Ormai da diversi anni a livello internazionale si parla con sempre più insistenza di “invecchiamento attivo“. Lo scopo, a fronte del progressivo allungarsi della vita, è quello, come dice la definizione coniata dall’Organizzazione mondiale della Sanità, di migliorare la qualità della vita delle persone anziane relativamente a salute, partecipazione e sicurezza. Un obiettivo, com’è facilmente intuibile, che non porta solo benefici a livello individuale ma che influisce positivamente anche sul contesto sociale perché alza il livello di salute di tutta la società. Si pensi, sotto quest’ultimo aspetto, ai benefici che derivano a tutti dall’aumento, a vario titolo, di un di più nella produzione di beni e servizi e nel contemporaneo risparmio che si può avere sul fronte del contenimento della spesa per i servizi socio-sanitari. Più anziani attivi insomma creano una situazione favorevole per tutte le parti in causa, singoli e collettività. Si ottiene poi un effetto benefico a livello culturale perché, nei fatti, si contrasta quel concetto che collega direttamente la persona anziana a situazioni di precarietà, marginalità ed esistenza passiva.
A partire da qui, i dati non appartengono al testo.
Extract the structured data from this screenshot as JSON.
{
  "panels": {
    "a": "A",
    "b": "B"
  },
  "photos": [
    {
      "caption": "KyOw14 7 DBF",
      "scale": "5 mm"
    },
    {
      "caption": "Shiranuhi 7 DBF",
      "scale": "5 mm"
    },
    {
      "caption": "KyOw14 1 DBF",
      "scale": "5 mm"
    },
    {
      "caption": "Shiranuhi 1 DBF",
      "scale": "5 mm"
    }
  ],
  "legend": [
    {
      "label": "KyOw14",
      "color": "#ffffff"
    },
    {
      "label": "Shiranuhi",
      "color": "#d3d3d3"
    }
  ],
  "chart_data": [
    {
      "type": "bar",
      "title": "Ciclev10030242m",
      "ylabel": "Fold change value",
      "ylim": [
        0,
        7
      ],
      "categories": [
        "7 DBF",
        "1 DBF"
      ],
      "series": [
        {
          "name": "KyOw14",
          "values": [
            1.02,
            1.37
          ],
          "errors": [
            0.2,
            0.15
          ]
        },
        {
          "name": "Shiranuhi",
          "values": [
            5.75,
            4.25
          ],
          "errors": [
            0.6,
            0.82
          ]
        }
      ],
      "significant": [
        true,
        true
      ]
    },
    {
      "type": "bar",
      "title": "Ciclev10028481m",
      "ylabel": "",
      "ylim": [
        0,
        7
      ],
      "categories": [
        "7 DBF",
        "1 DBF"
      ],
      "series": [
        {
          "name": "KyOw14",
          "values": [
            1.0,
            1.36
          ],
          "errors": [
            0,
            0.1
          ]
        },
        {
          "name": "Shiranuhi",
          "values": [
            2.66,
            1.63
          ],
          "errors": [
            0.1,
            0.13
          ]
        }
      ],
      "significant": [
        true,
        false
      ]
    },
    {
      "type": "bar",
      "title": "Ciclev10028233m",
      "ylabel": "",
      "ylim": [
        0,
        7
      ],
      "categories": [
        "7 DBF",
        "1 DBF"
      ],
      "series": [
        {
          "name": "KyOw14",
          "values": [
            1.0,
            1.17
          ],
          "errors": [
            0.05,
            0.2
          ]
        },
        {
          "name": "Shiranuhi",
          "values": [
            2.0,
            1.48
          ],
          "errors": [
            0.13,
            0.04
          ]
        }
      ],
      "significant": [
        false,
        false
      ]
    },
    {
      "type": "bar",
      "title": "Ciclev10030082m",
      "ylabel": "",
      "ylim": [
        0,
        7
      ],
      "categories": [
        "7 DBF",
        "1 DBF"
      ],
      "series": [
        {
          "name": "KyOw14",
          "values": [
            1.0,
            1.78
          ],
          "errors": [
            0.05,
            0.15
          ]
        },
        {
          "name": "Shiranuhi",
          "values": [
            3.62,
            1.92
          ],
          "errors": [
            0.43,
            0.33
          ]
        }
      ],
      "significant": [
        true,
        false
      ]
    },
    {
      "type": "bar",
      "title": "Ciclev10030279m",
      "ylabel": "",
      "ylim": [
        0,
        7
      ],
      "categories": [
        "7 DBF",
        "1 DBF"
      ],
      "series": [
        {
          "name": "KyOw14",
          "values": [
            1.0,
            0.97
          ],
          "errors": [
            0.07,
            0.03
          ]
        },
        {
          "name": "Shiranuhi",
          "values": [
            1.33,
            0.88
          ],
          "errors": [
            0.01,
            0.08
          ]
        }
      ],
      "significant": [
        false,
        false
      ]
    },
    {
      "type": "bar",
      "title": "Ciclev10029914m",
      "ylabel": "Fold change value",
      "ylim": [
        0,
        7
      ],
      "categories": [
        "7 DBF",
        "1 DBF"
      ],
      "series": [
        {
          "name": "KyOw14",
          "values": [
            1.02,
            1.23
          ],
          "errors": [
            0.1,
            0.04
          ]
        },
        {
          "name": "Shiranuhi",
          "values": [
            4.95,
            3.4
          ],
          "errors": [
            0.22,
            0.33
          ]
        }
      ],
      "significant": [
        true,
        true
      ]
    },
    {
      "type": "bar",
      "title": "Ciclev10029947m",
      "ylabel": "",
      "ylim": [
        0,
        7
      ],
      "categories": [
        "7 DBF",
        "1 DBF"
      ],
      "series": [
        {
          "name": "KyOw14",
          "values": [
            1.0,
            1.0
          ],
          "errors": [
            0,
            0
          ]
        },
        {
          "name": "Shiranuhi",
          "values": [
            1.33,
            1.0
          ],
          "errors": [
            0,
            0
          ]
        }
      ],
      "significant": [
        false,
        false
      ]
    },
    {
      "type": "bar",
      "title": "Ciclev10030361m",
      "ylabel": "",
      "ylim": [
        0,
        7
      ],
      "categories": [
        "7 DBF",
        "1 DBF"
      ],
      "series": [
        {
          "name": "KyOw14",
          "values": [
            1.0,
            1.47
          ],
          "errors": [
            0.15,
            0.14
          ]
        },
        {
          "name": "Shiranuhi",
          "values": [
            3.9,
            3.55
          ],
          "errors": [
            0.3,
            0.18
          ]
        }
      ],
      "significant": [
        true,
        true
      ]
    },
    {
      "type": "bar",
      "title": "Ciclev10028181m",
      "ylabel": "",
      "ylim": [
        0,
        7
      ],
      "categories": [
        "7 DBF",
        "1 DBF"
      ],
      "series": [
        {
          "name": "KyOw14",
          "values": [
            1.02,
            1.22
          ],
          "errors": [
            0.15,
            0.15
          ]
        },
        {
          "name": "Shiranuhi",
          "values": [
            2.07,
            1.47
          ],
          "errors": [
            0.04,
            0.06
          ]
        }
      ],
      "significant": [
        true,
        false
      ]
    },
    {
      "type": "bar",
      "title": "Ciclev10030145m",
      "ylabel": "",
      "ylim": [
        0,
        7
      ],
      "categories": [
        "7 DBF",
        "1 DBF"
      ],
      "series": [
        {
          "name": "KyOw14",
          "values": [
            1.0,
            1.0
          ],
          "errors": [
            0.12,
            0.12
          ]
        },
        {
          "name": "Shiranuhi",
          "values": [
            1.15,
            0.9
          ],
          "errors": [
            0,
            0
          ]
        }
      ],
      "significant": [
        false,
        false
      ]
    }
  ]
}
L’OMS ha realizzato anche un “indice” dell’invecchiamento attivo che, sulla base di alcuni parametri relativi all’occupazione, allo svolgimento di attività di volontariato, all’esercizio fisico, all’uso delle tecnologie etc., misura il livello di invecchiamento attivo presente in un dato paese. Sulla base di questo indicatore l’Italia, nel 2014 e sui 28 paesi della Comunità europea, si collocava esattamente a metà classifica, al 14esimo posto. Una posizione però che è frutto più delle dinamiche naturali che si verificano a livello sociale che conseguenza di scelte politiche. Da noi infatti a livello lavorativo proseguono nell’attività solo i professionisti e le persone con un livello di istruzione molto alto. La gran parte degli altri lascia l’occupazione all’età del pensionamento e si dedica in via prevalente a attività di volontariato e soprattutto alla cura dei nipoti. Ed è questo secondo tipo di impegno che ci fa salire a metà classifica (per la cronaca sono in testa paesi come Svezia, Danimarca e Olanda mentre occupano gli ultimi posti della classifica Ungheria, Polonia e Grecia).
Mancano insomma, del tutto o quasi, politiche che favoriscano il coinvolgimento delle persone anziane nella vita lavorativa e sociale. Tutto è lasciato all’iniziativa individuale ma così facendo si perdono potenzialità enormi per i singoli e la società.
A livello nazionale uno dei progetti più completi e realizzabili avanzati sul tema, almeno a livello di impostazione teorica, è stato quello contenuto nella proposta di legge Patriarca ed altri che risale al 2016 e che non è riuscita a proseguire il suo iter legislativo, dopo un lungo dibattito nella Commissione competente. Il testo partiva dall’affermazione che “è necessario coltivare una visione dell’invecchiamento attivo in un quadro che rifugga dalla segmentazione in «compartimenti stagni» della vita delle persone: invecchiamento attivo significa pensare le persone anziane come soggetti che non perdono affatto la possibilità e il desiderio di progettare nuove esperienze di vita e di realizzarle, senza troppi impedimenti esterni”. Da qui la proposta di assegnare ai comuni singoli o associati, in collaborazione anche con le associazioni di volontariato presenti sul territorio, il compito di organizzare l’impiego di persone anziane per lo svolgimento di compiti che vanno dalla sorveglianza presso le scuole dell’infanzia o i parchi pubblici fino all’aiuto temporaneo a persone in stato difficoltà, per finire alla promozione della cultura, del patrimonio storico ed artistico o delle biblioteche. Il termine della legislatura e l’insorgere di altre urgenze hanno impedito l’approvazione della legge. Non resta che sperare che il discorso sia ripreso ora dalle nuove Camere mettendo a punto un Ddl che passi indenne fra gli Scilla e Cariddi rappresentati dalla volontà dello Stato di risparmiare sia sulle pensioni che sui finanziamenti che andrebbero destinati ad alcuni servizi sociali.
Il fine deve essere un altro: cambiare lo stereotipo che vuole un over 65 ai margini della società attiva.